Starting this spring, Toyota plans to begin selling fuel cell modules to companies that develop and manufacture fuel cell products for various applications. These include mobile applications such as trucks, buses, trains or ships as well as stationary generators.
On the one hand, Toyota wants to promote the spread of fuel cell vehicles, and on the other hand, as a system supplier of fuel cells, it wants to promote hydrogen as an energy carrier. To push the technology, the company has started selling fuel cell systems to other companies in addition to introducing the Mirai and the Sora fuel cell bus. In addition, the Japanese automaker is making patents available royalty-free. According to the company, its experience here has been that many companies from various industries are looking for fuel cell systems that can be easily adapted to their own products.
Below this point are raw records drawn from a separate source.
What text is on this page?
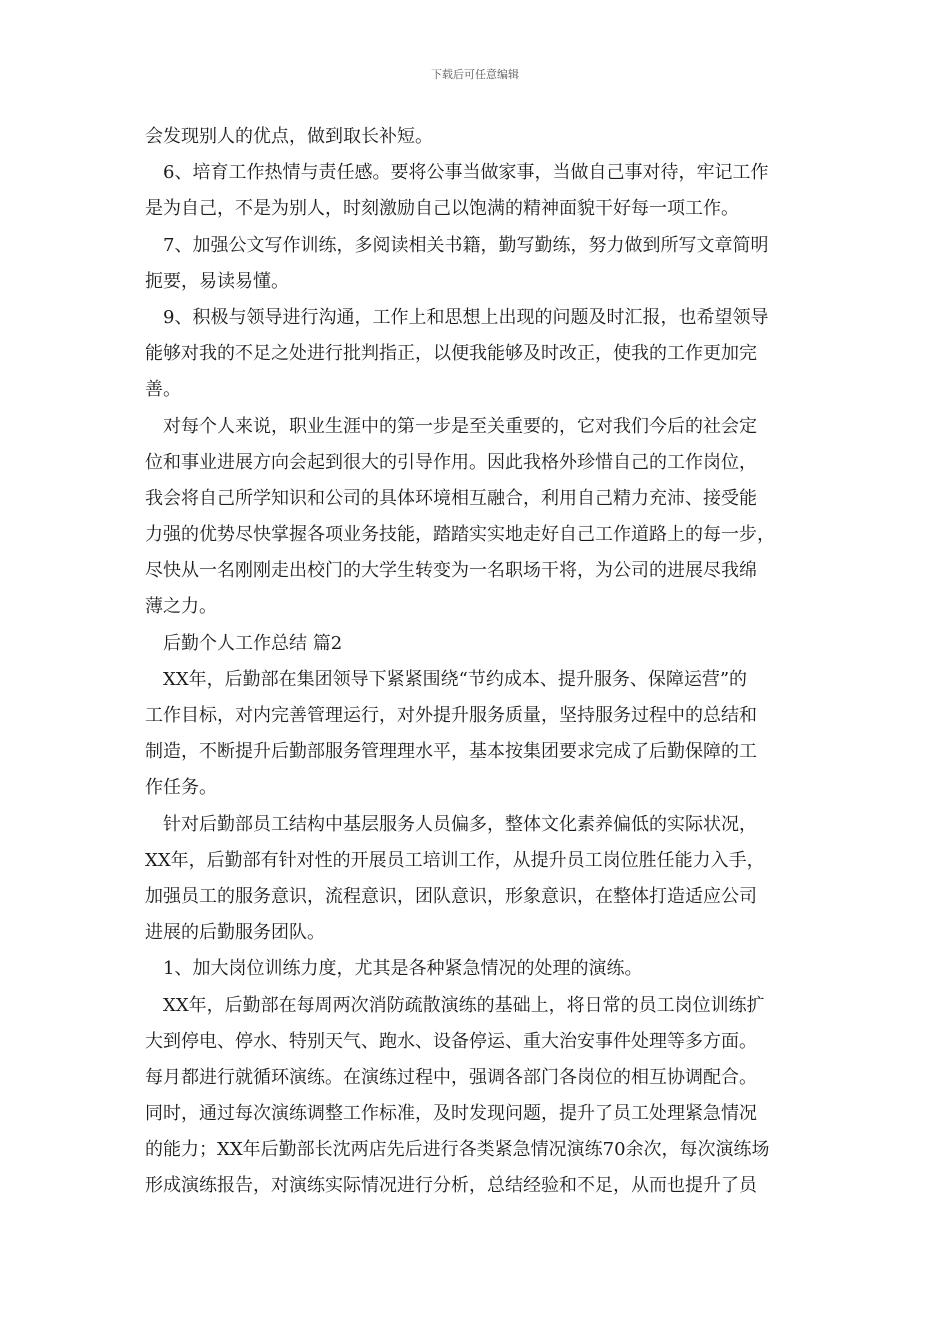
下载后可任意编辑
会发现别人的优点，做到取长补短。
6、培育工作热情与责任感。要将公事当做家事，当做自己事对待，牢记工作
是为自己，不是为别人，时刻激励自己以饱满的精神面貌干好每一项工作。
7、加强公文写作训练，多阅读相关书籍，勤写勤练，努力做到所写文章简明
扼要，易读易懂。
9、积极与领导进行沟通，工作上和思想上出现的问题及时汇报，也希望领导
能够对我的不足之处进行批判指正，以便我能够及时改正，使我的工作更加完
善。
对每个人来说，职业生涯中的第一步是至关重要的，它对我们今后的社会定
位和事业进展方向会起到很大的引导作用。因此我格外珍惜自己的工作岗位，
我会将自己所学知识和公司的具体环境相互融合，利用自己精力充沛、接受能
力强的优势尽快掌握各项业务技能，踏踏实实地走好自己工作道路上的每一步，
尽快从一名刚刚走出校门的大学生转变为一名职场干将，为公司的进展尽我绵
薄之力。
后勤个人工作总结 篇2
XX年，后勤部在集团领导下紧紧围绕“节约成本、提升服务、保障运营”的
工作目标，对内完善管理运行，对外提升服务质量，坚持服务过程中的总结和
制造，不断提升后勤部服务管理理水平，基本按集团要求完成了后勤保障的工
作任务。
针对后勤部员工结构中基层服务人员偏多，整体文化素养偏低的实际状况，
XX年，后勤部有针对性的开展员工培训工作，从提升员工岗位胜任能力入手，
加强员工的服务意识，流程意识，团队意识，形象意识，在整体打造适应公司
进展的后勤服务团队。
1、加大岗位训练力度，尤其是各种紧急情况的处理的演练。
XX年，后勤部在每周两次消防疏散演练的基础上，将日常的员工岗位训练扩
大到停电、停水、特别天气、跑水、设备停运、重大治安事件处理等多方面。
每月都进行就循环演练。在演练过程中，强调各部门各岗位的相互协调配合。
同时，通过每次演练调整工作标准，及时发现问题，提升了员工处理紧急情况
的能力；XX年后勤部长沈两店先后进行各类紧急情况演练70余次，每次演练场
形成演练报告，对演练实际情况进行分析，总结经验和不足，从而也提升了员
Therefore, Toyota has developed a product that combines optimized system components from the Mirai, such as the fuel cell stack, and other components for air and hydrogen supply, cooling and power control, among others, in a single module. This new module is available in four variants: a vertical (Type I) and a horizontal version (Type II), each with an output of 60 kW or 80 kW. It has a voltage range of 400 to 750 V and, thanks to a built-in fuel cell step-up converter, can be connected directly to an existing electrical device that has a motor, inverter, and battery, etc. This simplifies the development and manufacture of fuel cell products. In addition, the modularization of the system provides significantly improved convenience. The four model variants can be combined depending on the application and can be flexibly adapted to the required power level and the available space.
The new module takes advantage of the features of the company's proprietary fuel cell system, which does not require a humidifier because the water generated during electricity production circulates within the fuel cell stack. Maintenance is simple and rarely required, reducing overall costs from procurement to use to disposal.